Io me lo auguro, ma sono cambiamenti che vedremo tra un po'. Se tra due o tre anni usciranno cinque horror al cinema allora qualcosa di buono sarà successo. Non solo dai giovani però (ride). Oggi c'è anche ancora molto poco horror italiano che si produce, soprattutto a livello ufficiale. Perché la realtà underground è sempre esistita e io la apprezzo, spesso la guardo e trovo ci siano anche delle chicche, ma è difficile che siano questi prodotti, per quanto validi, a sfondare la barriera dei pregiudizi, sia in sala che sulle piattaforme, dove è ancora più difficile.
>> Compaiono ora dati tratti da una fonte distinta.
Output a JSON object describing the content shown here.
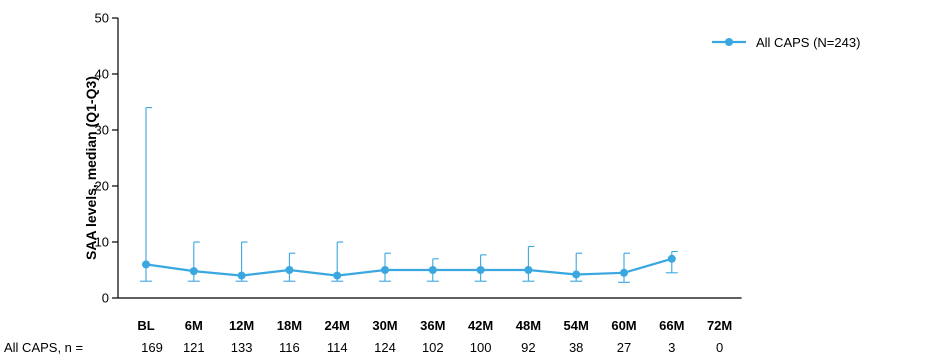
{
  "chart_data": {
    "type": "line",
    "ylabel": "SAA levels, median (Q1-Q3)",
    "ylim": [
      0,
      50
    ],
    "yticks": [
      0,
      10,
      20,
      30,
      40,
      50
    ],
    "categories": [
      "BL",
      "6M",
      "12M",
      "18M",
      "24M",
      "30M",
      "36M",
      "42M",
      "48M",
      "54M",
      "60M",
      "66M",
      "72M"
    ],
    "series": [
      {
        "name": "All CAPS (N=243)",
        "color": "#3aa7e0",
        "median": [
          6,
          4.8,
          4,
          5,
          4,
          5,
          5,
          5,
          5,
          4.2,
          4.5,
          7,
          null
        ],
        "q1": [
          3,
          3,
          3,
          3,
          3,
          3,
          3,
          3,
          3,
          3,
          2.8,
          4.5,
          null
        ],
        "q3": [
          34,
          10,
          10,
          8,
          10,
          8,
          7,
          7.7,
          9.2,
          8,
          8,
          8.3,
          null
        ]
      }
    ],
    "legend": {
      "position": "top-right"
    },
    "n_row": {
      "label": "All CAPS, n =",
      "values": [
        "169",
        "121",
        "133",
        "116",
        "114",
        "124",
        "102",
        "100",
        "92",
        "38",
        "27",
        "3",
        "0"
      ]
    }
  }
}
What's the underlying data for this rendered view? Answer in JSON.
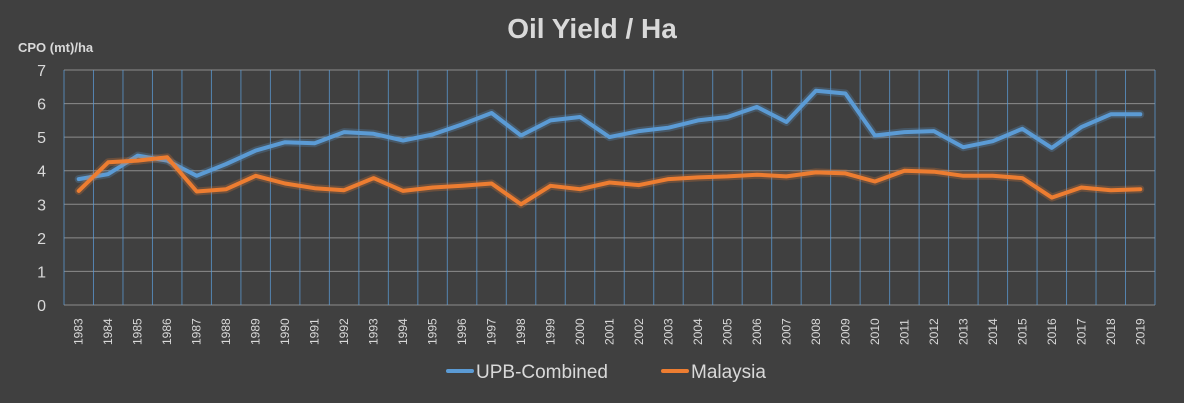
{
  "chart_data": {
    "type": "line",
    "title": "Oil Yield / Ha",
    "ylabel": "CPO (mt)/ha",
    "xlabel": "",
    "ylim": [
      0,
      7
    ],
    "yticks": [
      0,
      1,
      2,
      3,
      4,
      5,
      6,
      7
    ],
    "grid": "vertical-and-horizontal",
    "legend": "bottom-center",
    "categories": [
      "1983",
      "1984",
      "1985",
      "1986",
      "1987",
      "1988",
      "1989",
      "1990",
      "1991",
      "1992",
      "1993",
      "1994",
      "1995",
      "1996",
      "1997",
      "1998",
      "1999",
      "2000",
      "2001",
      "2002",
      "2003",
      "2004",
      "2005",
      "2006",
      "2007",
      "2008",
      "2009",
      "2010",
      "2011",
      "2012",
      "2013",
      "2014",
      "2015",
      "2016",
      "2017",
      "2018",
      "2019"
    ],
    "series": [
      {
        "name": "UPB-Combined",
        "color": "#5b9bd5",
        "values": [
          3.75,
          3.9,
          4.45,
          4.3,
          3.85,
          4.2,
          4.6,
          4.85,
          4.82,
          5.15,
          5.1,
          4.9,
          5.08,
          5.38,
          5.72,
          5.05,
          5.5,
          5.6,
          5.0,
          5.18,
          5.28,
          5.5,
          5.6,
          5.9,
          5.45,
          6.38,
          6.3,
          5.05,
          5.15,
          5.18,
          4.7,
          4.88,
          5.25,
          4.68,
          5.3,
          5.68,
          5.68
        ]
      },
      {
        "name": "Malaysia",
        "color": "#ed7d31",
        "values": [
          3.4,
          4.25,
          4.3,
          4.4,
          3.38,
          3.45,
          3.85,
          3.62,
          3.48,
          3.42,
          3.78,
          3.4,
          3.5,
          3.55,
          3.62,
          3.0,
          3.55,
          3.45,
          3.65,
          3.57,
          3.75,
          3.8,
          3.83,
          3.88,
          3.83,
          3.95,
          3.92,
          3.68,
          4.0,
          3.97,
          3.85,
          3.85,
          3.78,
          3.2,
          3.5,
          3.42,
          3.45
        ]
      }
    ]
  }
}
Quindi ci vuoi puntare ancora?
Il mio è un percorso che lentamente si allontana dall'horror. Non perché lo rinneghi, anzi, lo amo e lo amerò per sempre e mi piacerebbe anche fare qualcosa di ancora più dritto rispetto a ciò che ho fatto finora, ma quello che sto provando a creare adesso è in qualche modo una commistione di generi ancora più radicale di Piove. Mi piacerebbe fare un film che, nel raccontare una storia famigliare, si distanzi ancora di più dai codici classici e in cui l'horror non solo arrivi più lentamente, ma quasi senza che lo spettatore se ne accorga. Voglio sorprendere, questo vorrei, ma non perché rinnego l'horror, che amo, lo dico ancora, e di cui non mi vergogno e che vorrei vedere valorizzato e legittimato il più possibile. Arrivo a dirti che nonostante io speri di fare altri generi in futuro, una parte di me spera di continuare a fare horror perché vuol dire che penserò ancora che varrà la pena insistere.